On 24 October, Xofluza (baloxavir marboxil) became the first novel influenza antiviral to receive FDA approval in almost 20 years. Along with boasting a novel mechanism of action (MOA), Xofluza is available as a single-dose treatment—a significant improvement over other marketed influenza antivirals, which require multiple doses administered over several days.
Despite these advantages, Xofluza still faces an uphill battle in a market composed of inexpensive alternatives, in particular generic Tamiflu (oseltamivir phosphate).
Developed by Shionogi, Xofluza was approved in Japan in February 2018 and will be launched in the US through a licensing deal with Roche. Xofluza is the first licensed influenza antiviral to inhibit cap-dependent endonuclease, which is an essential enzyme for viral replication. All other currently available influenza A and B antivirals are neuraminidase inhibitors; the introduction of a new class of influenza antivirals reduces the risk of future antiviral resistance and provides clinicians with a new tool to help fight influenza.
Xofluza’s main competition in the influenza therapeutics will come from Tamiflu, also marketed by Roche, but it has recently being losing revenue with the launch of generic versions. GlobalData expects the availability of inexpensive generic versions of Tamiflu is likely to impact uptake of Xofluza because there has not been statistically significant evidence of improved efficacy in otherwise healthy participants based on results from the CAPSTONE 1 trial.

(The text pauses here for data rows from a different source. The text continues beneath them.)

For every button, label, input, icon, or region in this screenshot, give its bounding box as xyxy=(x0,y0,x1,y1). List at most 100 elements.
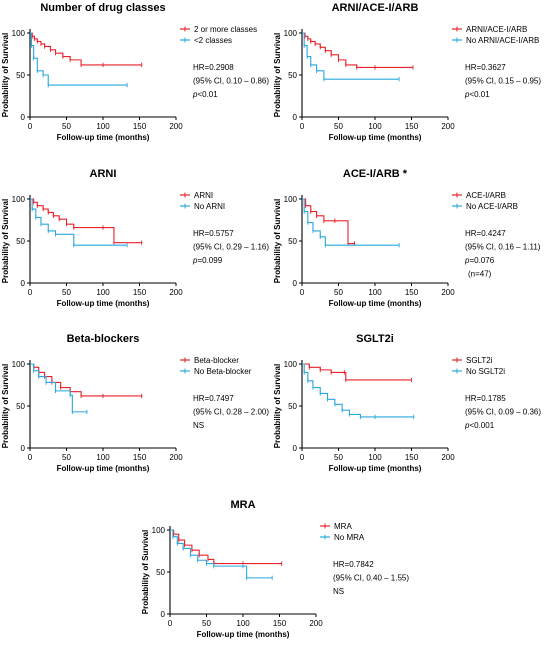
x-tick-label: 50 xyxy=(202,619,211,628)
x-axis-label: Follow-up time (months) xyxy=(329,299,422,308)
x-tick-label: 150 xyxy=(133,122,147,131)
x-tick-label: 200 xyxy=(169,122,183,131)
y-tick-label: 50 xyxy=(156,568,165,577)
x-tick-label: 150 xyxy=(405,453,419,462)
legend-entry: No ARNI xyxy=(194,202,225,211)
stat-line: NS xyxy=(193,421,204,430)
legend-entry: ARNI/ACE-I/ARB xyxy=(466,25,527,34)
x-tick-label: 50 xyxy=(62,122,71,131)
x-tick-label: 100 xyxy=(368,453,382,462)
x-axis-label: Follow-up time (months) xyxy=(57,299,150,308)
legend-entry: No SGLT2i xyxy=(466,367,505,376)
chart-title: SGLT2i xyxy=(356,333,394,345)
x-tick-label: 0 xyxy=(168,619,173,628)
survival-curve-untreated xyxy=(30,32,128,86)
survival-curve-treated xyxy=(302,198,355,245)
y-tick-label: 50 xyxy=(16,237,25,246)
x-axis-label: Follow-up time (months) xyxy=(57,133,150,142)
survival-curve-treated xyxy=(30,363,142,397)
x-tick-label: 50 xyxy=(62,288,71,297)
chart-title: MRA xyxy=(230,499,255,511)
y-tick-label: 50 xyxy=(16,402,25,411)
y-axis-label: Probability of Survival xyxy=(1,364,10,448)
stat-line: HR=0.7842 xyxy=(333,560,374,569)
x-tick-label: 0 xyxy=(300,288,305,297)
x-tick-label: 0 xyxy=(300,122,305,131)
x-tick-label: 200 xyxy=(441,453,455,462)
km-panel: Beta-blockers 0 50 100 0 50 100 150 200 Follow-up… xyxy=(1,333,269,473)
y-tick-label: 100 xyxy=(12,360,26,369)
p-value: p<0.001 xyxy=(464,421,495,430)
y-axis-label: Probability of Survival xyxy=(1,33,10,117)
p-value: p<0.01 xyxy=(192,90,218,99)
x-tick-label: 50 xyxy=(62,453,71,462)
legend-entry: No ACE-I/ARB xyxy=(466,202,518,211)
y-tick-label: 0 xyxy=(293,444,298,453)
legend-entry: MRA xyxy=(334,522,352,531)
x-axis-label: Follow-up time (months) xyxy=(197,630,290,639)
chart-title: ACE-I/ARB * xyxy=(343,168,408,180)
legend-entry: <2 classes xyxy=(194,36,232,45)
survival-curve-untreated xyxy=(302,198,400,246)
legend-entry: SGLT2i xyxy=(466,356,493,365)
y-tick-label: 100 xyxy=(12,29,26,38)
x-tick-label: 0 xyxy=(28,122,33,131)
p-value: p=0.076 xyxy=(464,256,495,265)
x-tick-label: 100 xyxy=(368,288,382,297)
stat-line: HR=0.4247 xyxy=(465,229,506,238)
survival-curve-treated xyxy=(302,32,413,68)
survival-curve-untreated xyxy=(30,363,87,413)
x-tick-label: 0 xyxy=(28,453,33,462)
survival-curve-treated xyxy=(30,32,142,66)
y-tick-label: 0 xyxy=(21,279,26,288)
stat-line: (95% CI, 0.10 – 0.86) xyxy=(193,77,269,86)
x-tick-label: 150 xyxy=(405,288,419,297)
x-tick-label: 150 xyxy=(273,619,287,628)
x-tick-label: 0 xyxy=(300,453,305,462)
stat-line: (95% CI, 0.29 – 1.16) xyxy=(193,243,269,252)
y-tick-label: 0 xyxy=(161,610,166,619)
legend-entry: No MRA xyxy=(334,533,365,542)
legend-entry: ACE-I/ARB xyxy=(466,191,506,200)
survival-curve-untreated xyxy=(170,529,273,579)
legend-entry: Beta-blocker xyxy=(194,356,239,365)
km-panel: Number of drug classes 0 50 100 0 50 100 150 200… xyxy=(1,2,269,142)
x-tick-label: 0 xyxy=(28,288,33,297)
y-tick-label: 50 xyxy=(288,71,297,80)
y-axis-label: Probability of Survival xyxy=(273,33,282,117)
stat-line: (95% CI, 0.40 – 1.55) xyxy=(333,574,409,583)
chart-title: ARNI xyxy=(90,168,117,180)
x-tick-label: 100 xyxy=(96,288,110,297)
stat-line: NS xyxy=(333,587,344,596)
y-axis-label: Probability of Survival xyxy=(273,199,282,283)
p-value: p=0.099 xyxy=(192,256,223,265)
legend-entry: 2 or more classes xyxy=(194,25,257,34)
stat-line: HR=0.3627 xyxy=(465,63,506,72)
x-tick-label: 200 xyxy=(441,288,455,297)
km-panel: SGLT2i 0 50 100 0 50 100 150 200 Follow-up time (… xyxy=(273,333,541,473)
stat-line: HR=0.2908 xyxy=(193,63,234,72)
survival-curve-untreated xyxy=(302,363,414,418)
y-tick-label: 50 xyxy=(16,71,25,80)
y-tick-label: 100 xyxy=(284,29,298,38)
x-tick-label: 200 xyxy=(441,122,455,131)
x-tick-label: 200 xyxy=(309,619,323,628)
km-panel: ARNI 0 50 100 0 50 100 150 200 Follow-up time (mo… xyxy=(1,168,269,308)
y-tick-label: 0 xyxy=(293,279,298,288)
chart-title: ARNI/ACE-I/ARB xyxy=(332,2,419,14)
chart-title: Beta-blockers xyxy=(67,333,140,345)
x-tick-label: 100 xyxy=(96,453,110,462)
y-axis-label: Probability of Survival xyxy=(141,530,150,614)
x-tick-label: 50 xyxy=(334,122,343,131)
legend-entry: ARNI xyxy=(194,191,213,200)
x-tick-label: 100 xyxy=(236,619,250,628)
stat-line: (95% CI, 0.09 – 0.36) xyxy=(465,408,541,417)
survival-curve-treated xyxy=(170,529,282,565)
chart-title: Number of drug classes xyxy=(40,2,165,14)
stat-line: HR=0.7497 xyxy=(193,394,234,403)
y-tick-label: 0 xyxy=(293,113,298,122)
x-tick-label: 100 xyxy=(96,122,110,131)
x-tick-label: 50 xyxy=(334,453,343,462)
survival-curve-treated xyxy=(30,198,142,244)
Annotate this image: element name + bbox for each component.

The approval of Xofluza follows a particularly bad 2017-2018 flu season, with approximately 80,000 people in the US dying from influenza or influenza-associated complications such as pneumonia. There are currently only three other antivirals approved in the US for treating influenza; Tamiflu (branded and generic), Relenza (zanamivir) and Rapivab (peramivir). GSK’s Relenza is only available as an inhaler and BioCryst Pharmaceutical’s Rapivab is an intravenous therapy, Tamiflu is a twice daily oral therapeutic and will be the main competitor for Xofluza. As a single-dose tablet, Xofluza boasts an improved dosing regimen compared to Tamiflu’s twice-daily five-day regimen. Xofluza has demonstrated improved symptom improvement and viral shedding times in people at high risk of influenza complications compared to Tamiflu in the secondary endpoints of a head-to-head clinical trial (CAPSTONE 2).
With the launch of Xofluza, Roche can expect to partially recapture sales it has lost in influenza over the last couple of years to generic oseltamivir phosphate. However, since Xofluza has not demonstrated superior efficacy over oseltamivir, Roche must depend on the improved dosing regimen and the novel MOA of Xofluza. It could also face future competition from J&J’s pimodivir hydrochloride, an antiviral with the same MOA as Xofluza, which is expected to launch at the end of 2020.